France – Allemagne : Traité d’Aix-la-Chapelle [ka]

Le 22 janvier 2019, un nouveau traité entre la France et l’Allemagne a été signé par le Président de la République, Emmanuel Macron et la Chancelière allemande, Angela Merkel, à Aix-la-Chapelle, à l’occasion du 56e anniversaire du traité de l’Elysée.

Le traité d’Aix-la-Chapelle est un traité d’amitié et de coopération franco-allemande. Il ne remplace pas le traité de l’Elysée de 1963, socle fondateur de la réconciliation franco allemande, mais vise à le compléter en adaptant cette coopération aux défis du 21e siècle et en la plaçant sous le signe du renforcement du projet européen. L’objectif du traité de 1963 était la réconciliation, celui du traité de 2019 est la convergence dans une perspective d’intégration européenne.

Le traité rappelle à la fois que la coopération franco-allemand s’appuie sur des principes et se matérialise par des projets très concrets. Dans ce contexte, la France et l’Allemagne rappellent leur attachement à la primauté du droit et au multilatéralisme, leur responsabilité commune pour bâtir une Europe souveraine, unie et démocratique, leur engagement en faveur d’un commerce international ouvert, fondé sur des règles et sur le principe de réciprocité.

Un accord interparlementaire entre le Bundestag et l’Assemblée nationale, créant notamment une Assemblée parlementaire franco-allemande composée de 50 membres français et 50 membres allemands et chargée de formuler des propositions visant à favoriser la convergence réglementaire entre les deux pays, et une déclaration entre le Bundesrat et le Sénat seront signés prochainement.

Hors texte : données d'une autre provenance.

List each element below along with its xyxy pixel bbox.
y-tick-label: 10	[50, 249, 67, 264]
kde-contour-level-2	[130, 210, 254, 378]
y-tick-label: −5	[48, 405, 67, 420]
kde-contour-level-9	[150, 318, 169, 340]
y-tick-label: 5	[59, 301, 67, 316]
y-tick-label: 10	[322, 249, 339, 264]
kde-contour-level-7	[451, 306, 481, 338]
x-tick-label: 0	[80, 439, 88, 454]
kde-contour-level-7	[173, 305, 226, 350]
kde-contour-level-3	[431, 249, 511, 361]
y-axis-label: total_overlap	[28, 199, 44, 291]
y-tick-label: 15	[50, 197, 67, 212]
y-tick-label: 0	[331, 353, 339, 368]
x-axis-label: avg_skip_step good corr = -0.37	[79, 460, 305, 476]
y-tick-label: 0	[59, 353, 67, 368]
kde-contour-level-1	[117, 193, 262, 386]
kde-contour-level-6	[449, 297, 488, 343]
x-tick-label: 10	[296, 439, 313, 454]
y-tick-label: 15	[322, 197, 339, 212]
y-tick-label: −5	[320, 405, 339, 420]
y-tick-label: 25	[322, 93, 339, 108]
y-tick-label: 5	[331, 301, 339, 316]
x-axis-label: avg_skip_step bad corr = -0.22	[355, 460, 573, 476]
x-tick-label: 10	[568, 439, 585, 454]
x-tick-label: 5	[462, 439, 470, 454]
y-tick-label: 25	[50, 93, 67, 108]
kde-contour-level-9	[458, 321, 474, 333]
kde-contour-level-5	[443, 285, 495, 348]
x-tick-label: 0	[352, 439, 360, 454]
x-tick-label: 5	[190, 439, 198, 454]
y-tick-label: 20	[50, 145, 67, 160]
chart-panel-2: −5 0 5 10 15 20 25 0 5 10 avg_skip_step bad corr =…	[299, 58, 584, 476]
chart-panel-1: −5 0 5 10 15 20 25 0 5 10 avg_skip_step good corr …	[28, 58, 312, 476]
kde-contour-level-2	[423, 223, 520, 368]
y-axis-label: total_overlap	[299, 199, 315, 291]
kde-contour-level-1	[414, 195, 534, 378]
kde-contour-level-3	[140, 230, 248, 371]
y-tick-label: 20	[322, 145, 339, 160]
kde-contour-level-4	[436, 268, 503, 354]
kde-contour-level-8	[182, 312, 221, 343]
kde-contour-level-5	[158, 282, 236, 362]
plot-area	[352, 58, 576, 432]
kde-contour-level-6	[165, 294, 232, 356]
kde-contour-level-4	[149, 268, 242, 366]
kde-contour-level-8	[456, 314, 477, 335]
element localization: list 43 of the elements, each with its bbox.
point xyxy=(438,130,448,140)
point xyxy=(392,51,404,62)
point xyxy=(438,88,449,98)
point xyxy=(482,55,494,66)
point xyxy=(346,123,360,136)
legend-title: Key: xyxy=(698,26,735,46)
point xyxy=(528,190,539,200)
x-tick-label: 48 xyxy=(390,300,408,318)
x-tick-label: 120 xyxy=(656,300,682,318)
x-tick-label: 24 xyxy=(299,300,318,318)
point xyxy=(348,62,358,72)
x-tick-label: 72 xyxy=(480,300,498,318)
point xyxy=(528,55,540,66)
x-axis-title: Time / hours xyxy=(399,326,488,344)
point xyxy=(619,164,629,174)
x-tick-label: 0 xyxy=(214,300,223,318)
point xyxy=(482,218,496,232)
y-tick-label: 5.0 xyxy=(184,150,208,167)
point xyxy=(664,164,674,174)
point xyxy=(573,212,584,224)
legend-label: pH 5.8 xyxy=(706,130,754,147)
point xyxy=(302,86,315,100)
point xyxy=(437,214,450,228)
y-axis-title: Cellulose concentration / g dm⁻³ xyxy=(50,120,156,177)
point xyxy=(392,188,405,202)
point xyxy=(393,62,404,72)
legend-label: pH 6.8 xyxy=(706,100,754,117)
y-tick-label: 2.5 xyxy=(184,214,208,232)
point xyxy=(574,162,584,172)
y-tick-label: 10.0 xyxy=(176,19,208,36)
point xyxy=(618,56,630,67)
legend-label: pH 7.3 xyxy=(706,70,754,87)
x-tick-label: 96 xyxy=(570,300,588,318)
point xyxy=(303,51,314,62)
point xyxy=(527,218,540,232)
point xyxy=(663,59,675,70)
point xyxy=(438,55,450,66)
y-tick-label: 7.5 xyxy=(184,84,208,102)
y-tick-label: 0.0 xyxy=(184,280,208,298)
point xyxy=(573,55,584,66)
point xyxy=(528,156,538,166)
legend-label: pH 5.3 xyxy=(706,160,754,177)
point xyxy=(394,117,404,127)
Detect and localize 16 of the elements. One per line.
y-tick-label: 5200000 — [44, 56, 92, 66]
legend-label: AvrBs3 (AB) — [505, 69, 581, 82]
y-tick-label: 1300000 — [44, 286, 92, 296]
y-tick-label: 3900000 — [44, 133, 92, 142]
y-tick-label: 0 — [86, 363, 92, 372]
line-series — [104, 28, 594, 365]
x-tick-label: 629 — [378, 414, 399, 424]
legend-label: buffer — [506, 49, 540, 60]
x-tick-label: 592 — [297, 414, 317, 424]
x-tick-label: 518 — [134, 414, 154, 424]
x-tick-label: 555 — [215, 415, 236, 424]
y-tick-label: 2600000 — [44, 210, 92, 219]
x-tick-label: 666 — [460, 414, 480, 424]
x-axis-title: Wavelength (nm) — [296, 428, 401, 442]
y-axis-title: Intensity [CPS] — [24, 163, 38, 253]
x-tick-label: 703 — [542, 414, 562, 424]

Le nouveau traité s’articule autour de 6 chapitres :
1/ Affaires européennes ;
2/ Paix, sécurité et développement ;
3/ Culture, enseignement, recherche et mobilité ;
4/ Coopération régionale et transfrontalière ;
5/ Développement durable, climat, environnement et affaires économiques ;
6/ Organisation.

Les principaux acquis de la négociation du traité sont les suivants :

  • un renforcement de la coordination au sein de l’UE « à tous les niveaux » et une coordination dans la mise en œuvre du droit de l’UE ;
  • un renforcement de la coordination à l’ONU ;
  • le développement des échanges de personnels entre services diplomatiques ;
  • une clause de défense mutuelle par tous les moyens ;
  • la création d’une unité commune pour les opérations de stabilisation en pays tiers ;
  • la création d’une plateforme numérique franco-allemande de contenu audiovisuel et d’information ;
  • l’engagement d’adopter des stratégies d’enseignement de la langue du partenaire et un objectif de bilinguisme en zone frontalière ;
  • la création d’un « fonds citoyen » franco-allemand, dont la gestion pourrait être confiée à l’OFAJ ;
  • l’objectif de créer une zone économique franco-allemande ;
  • la création d’un « Conseil d’experts économiques » franco-allemand pour rapprocher nos politiques et réformes économiques ;
  • un comité de coopération transfrontalière rassemblant tous les acteurs locaux définira une stratégie de développement transfrontalier pour identifier des projets prioritaires ;
  • un encadrement des travaux des Conseils des ministres franco-allemands par une programmation pluriannuelle, ainsi que la participation plus fréquente (une fois par trimestre) d’un membre du gouvernement au Conseil des ministres du partenaire.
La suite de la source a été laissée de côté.